Een hoogleraar in de revalidatie aan het woord

Coen van Bennekom is blij dat mede dankzij de recente position paper van de Nederlandse Vereniging van Revalidatieartsen (VRA) de arbeidsrevalidatie weer meer op de kaart komt te staan. ‘Arbeidsrevalidatie is toch lange tijd een ondergeschoven kindje geweest, terwijl de revalidatie na de tweede wereldoorlog juist is ontstaan uit het terugbrengen van oorlogsslachtoffers naar de maatschappij, waarbij arbeid een centrale rol speelde.’ Van Bennekom is sinds 2013 bijzonder hoogleraar in de Revalidatie en Arbeid aan de Universiteit van Amsterdam, met als aandachtspunt patiënten met niet-aangeboren hersenletsel (NAH). ‘Deze groep heeft het vaak extra moeilijk vanwege de onzichtbare cognitieve gevolgen van dat letsel, zoals taal- en geheugenstoornissen en verminderde concentratie en aandacht.’

Arbeidscoördinator

Heliomare, waar Van Bennekom revalidatiearts is, heeft een grote afdeling voor NAH-patiënten, die samen met de afdeling Arbeid het protocol arbeidsgerelateerde revalidatie (AGR) voor deze doelgroep ontwikkelde. ‘Al bij de opname krijgt het aspect arbeid bij ons de volle aandacht. Onze arbeidscoördinator neemt contact op met de patiënt en met zijn of haar werkgever en bedrijfsarts. Na overleg gaat ons multidisciplinaire team aan de slag en laat de patiënt arbeidsgerichte taken uitvoeren specifiek gericht op zijn of haar beroep. Hoe vroeger je begint, hoe groter de kans van slagen zal zijn later op de werkvloer.’

Arbeidsketen

Met zijn leerstoel probeert Van Bennekom de aandacht voor arbeidsrevalidatie in ons land te vergroten. Hij pleit voor het opzet- ten van een arbeidsketen. Deze keten begint al bij de acute zorg, loopt door naar de revalidatie en wordt uiteindelijk overgenomen door werkgever en bedrijfsarts. ‘Revalidatie is een van de eerste schakels in de zorgketen en beschikt bij uitstek over middelen om arbeidsre-integratie te ondersteunen. Ons AGR-protocol is daar een mooi voorbeeld van.’

Ontwikkelprof

De hoogleraar beschouwt zichzelf als een ontwikkelprof die de arbeidsrevalidatie van NAH-patiënten niet alleen binnen zijn eigen sector onder de aandacht wil brengen, maar ook bij andere medisch specialisten, bedrijfsartsen en de politiek. ‘Ik ben vooral bezig de onzichtbare problemen bij deze patiëntengroep zichtbaar te maken voor anderen, zodat de arbeidsreintegratie soepeler kan verlopen. Om dat te bewerkstelligen, hebben we vanuit het Coronel Instituut van het AMC de richtlijn NAH en arbeidsparticipatie voor bedrijfs- en verzekeringsartsen ontwikkeld. Deze richtlijn beschrijft de diagnostiek, behandeling en begeleiding voor deze werknemers.
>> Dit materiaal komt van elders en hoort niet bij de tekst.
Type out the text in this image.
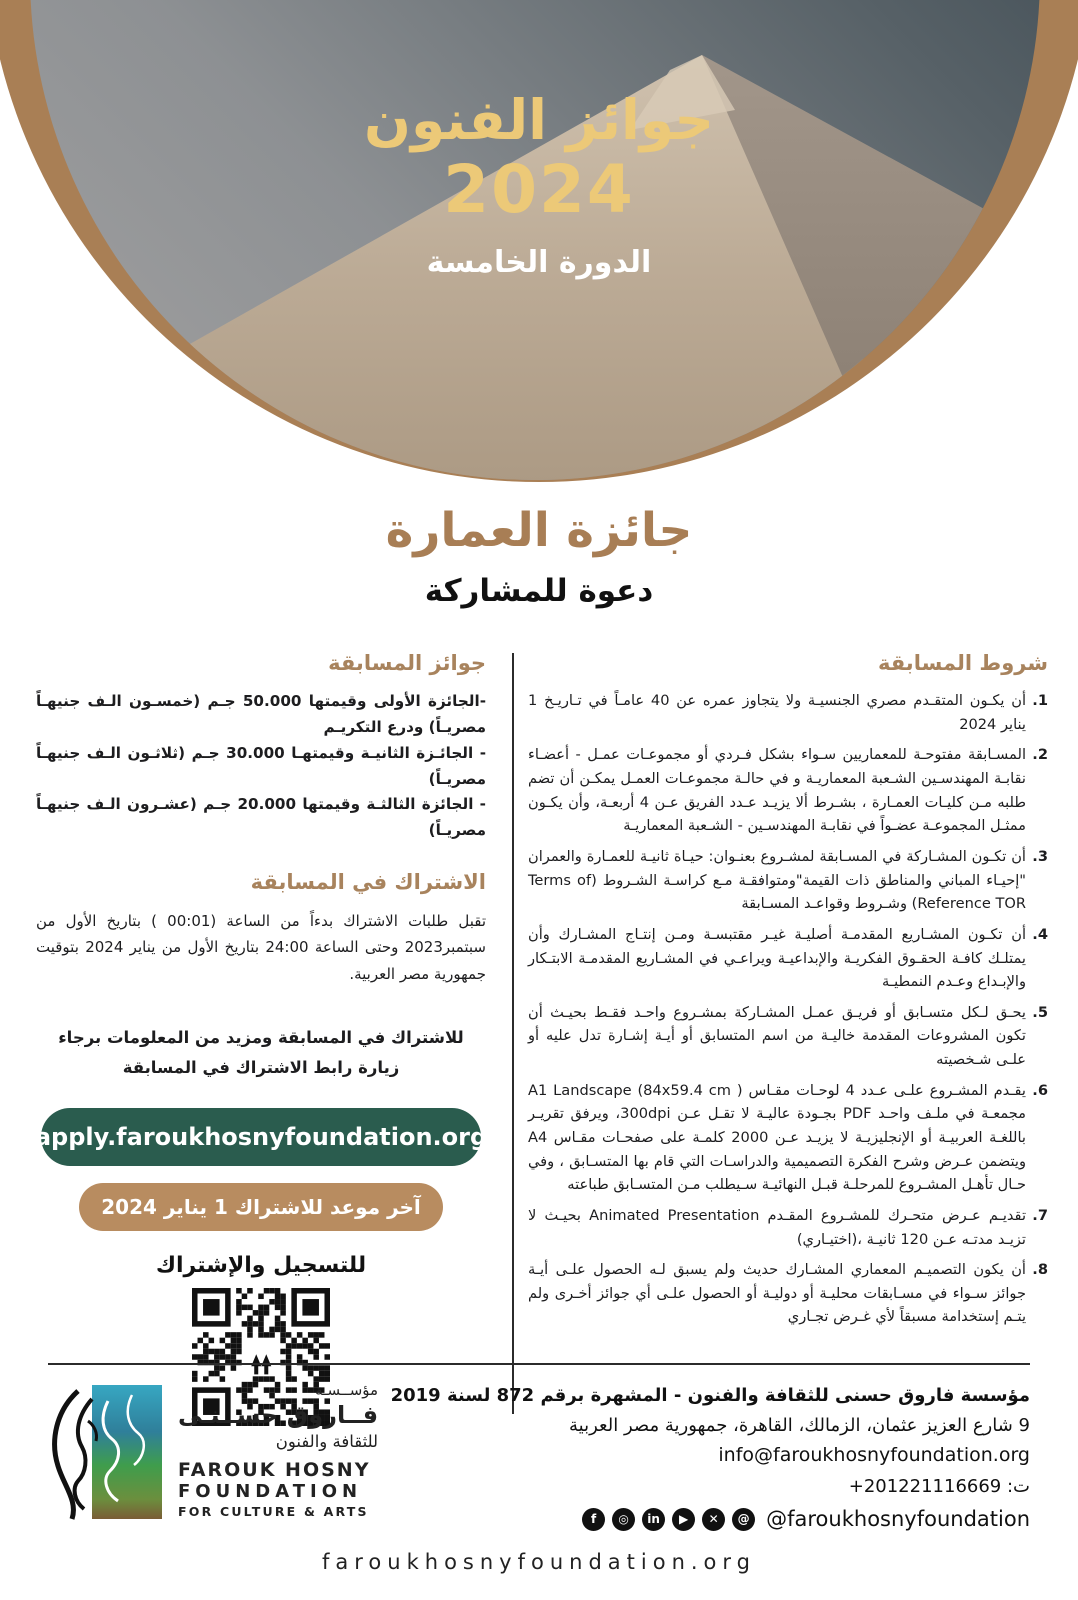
جوائز الفنون
2024
الدورة الخامسة
جائزة العمارة
دعوة للمشاركة
شروط المسابقة
أن يكـون المتقـدم مصري الجنسيـة ولا يتجاوز عمره عن 40 عامـاً في تـاريـخ 1 يناير 2024
المسـابقة مفتوحـة للمعماريين سـواء بشكل فـردي أو مجموعـات عمـل - أعضـاء نقابـة المهندسـين الشـعبة المعماريـة و في حالـة مجموعـات العمـل يمكـن أن تضم طلبه مـن كليـات العمـارة ، بشـرط ألا يزيـد عـدد الفريق عـن 4 أربعـة، وأن يكـون ممثـل المجموعـة عضـواً في نقابـة المهندسـين - الشـعبة المعماريـة
أن تكـون المشـاركة في المسـابقة لمشـروع بعنـوان: حيـاة ثانيـة للعمـارة والعمران "إحيـاء المباني والمناطق ذات القيمة"ومتوافقـة مـع كراسـة الشـروط (Terms of Reference TOR) وشـروط وقواعـد المسـابقة
أن تكـون المشـاريع المقدمـة أصليـة غيـر مقتبسـة ومـن إنتـاج المشـارك وأن يمتلـك كافـة الحقـوق الفكريـة والإبداعيـة ويراعـي في المشـاريع المقدمـة الابتـكار والإبـداع وعـدم النمطيـة
يحـق لـكل متسـابق أو فريـق عمـل المشـاركة بمشـروع واحـد فقـط بحيـث أن تكون المشروعات المقدمة خاليـة من اسم المتسابق أو أيـة إشـارة تدل عليه أو علـى شـخصيته
يقـدم المشـروع علـى عـدد 4 لوحـات مقـاس A1 Landscape (84x59.4 cm ) مجمعـة في ملـف واحـد PDF بجـودة عاليـة لا تقـل عـن 300dpi، ويرفق تقريـر باللغـة العربيـة أو الإنجليزيـة لا يزيـد عـن 2000 كلمـة على صفحـات مقـاس A4 ويتضمن عـرض وشرح الفكرة التصميمية والدراسـات التي قام بها المتسـابق ، وفي حـال تأهـل المشـروع للمرحلـة قبـل النهائيـة سـيطلب مـن المتسـابق طباعته
تقديـم عـرض متحـرك للمشـروع المقـدم Animated Presentation بحيـث لا تزيـد مدتـه عـن 120 ثانيـة ،(اختيـاري)
أن يكون التصميـم المعماري المشـارك حديث ولم يسبق لـه الحصول علـى أيـة جوائز سـواء في مسـابقات محليـة أو دوليـة أو الحصول علـى أي جوائز أخـرى ولم يتـم إستخدامة مسبقاً لأي غـرض تجـاري
جوائز المسابقة

-الجائزة الأولى وقيمتها 50.000 جـم (خمسـون الـف جنيهـاً مصريـاً) ودرع التكريـم

- الجائـزة الثانيـة وقيمتهـا 30.000 جـم (ثلاثـون الـف جنيهـاً مصريـاً)

- الجائزة الثالثـة وقيمتها 20.000 جـم (عشـرون الـف جنيهـاً مصريـاً)

الاشتراك في المسابقة

تقبل طلبات الاشتراك بدءاً من الساعة (00:01 ) بتاريخ الأول من سبتمبر2023 وحتى الساعة 24:00 بتاريخ الأول من يناير 2024 بتوقيت جمهورية مصر العربية.

للاشتراك في المسابقة ومزيد من المعلومات برجاء زيارة رابط الاشتراك في المسابقة

apply.faroukhosnyfoundation.org
آخر موعد للاشتراك 1 يناير 2024
للتسجيل والإشتراك
مؤســسـة
فــاروق حســنـى
للثقافة والفنون
FAROUK HOSNY
FOUNDATION
FOR CULTURE & ARTS
مؤسسة فاروق حسنى للثقافة والفنون - المشهرة برقم 872 لسنة 2019
9 شارع العزيز عثمان، الزمالك، القاهرة، جمهورية مصر العربية
info@faroukhosnyfoundation.org
ت: 201221116669+
f	◎	in	▶	✕	@ @faroukhosnyfoundation
faroukhosnyfoundation.org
We werken nu aan een update van alle interventies op dit gebied in opdracht van het UWV.’

Soepeler verloop

Een soepeler verloop van de arbeidsre-integratie is volgens hem mogelijk door na de revalidatieperiode een jobcoach in te schakelen voor NAH-patiënten. Een jobcoach gaat mee naar het werk en bewaakt de veiligheid en de inhoud daarvan. Deze gesprekspartner tussen patiënt en werkgever kijkt tevens waar de grenzen lig-gen van de patiënt, want vermoeidheid speelt vaak een grote rol. Van Bennekom zou graag het effect van hun hulpverlening willen onderzoeken, en is op zoek naar de nodige subsidie. Middels een landelijke enquête inventariseert hij al op welke wijze de arbeidsrevalidatie vormgegeven wordt bij de revalidatiecentra en ziekenhuis-afdelingen. ‘Verder willen we weten wat de duurzaamheid is van arbeidsre-integratie. Ongeveer 80-90 procent van onze NAH-patiënten gaat weer terug naar het werk. We weten niet of ze dat volhouden. Ik kom regelmatig patiënten op de poli tegen die zijn vastgelopen. Onderzoek naar factoren die deze duurzaamheid bepalen is van groot belang.’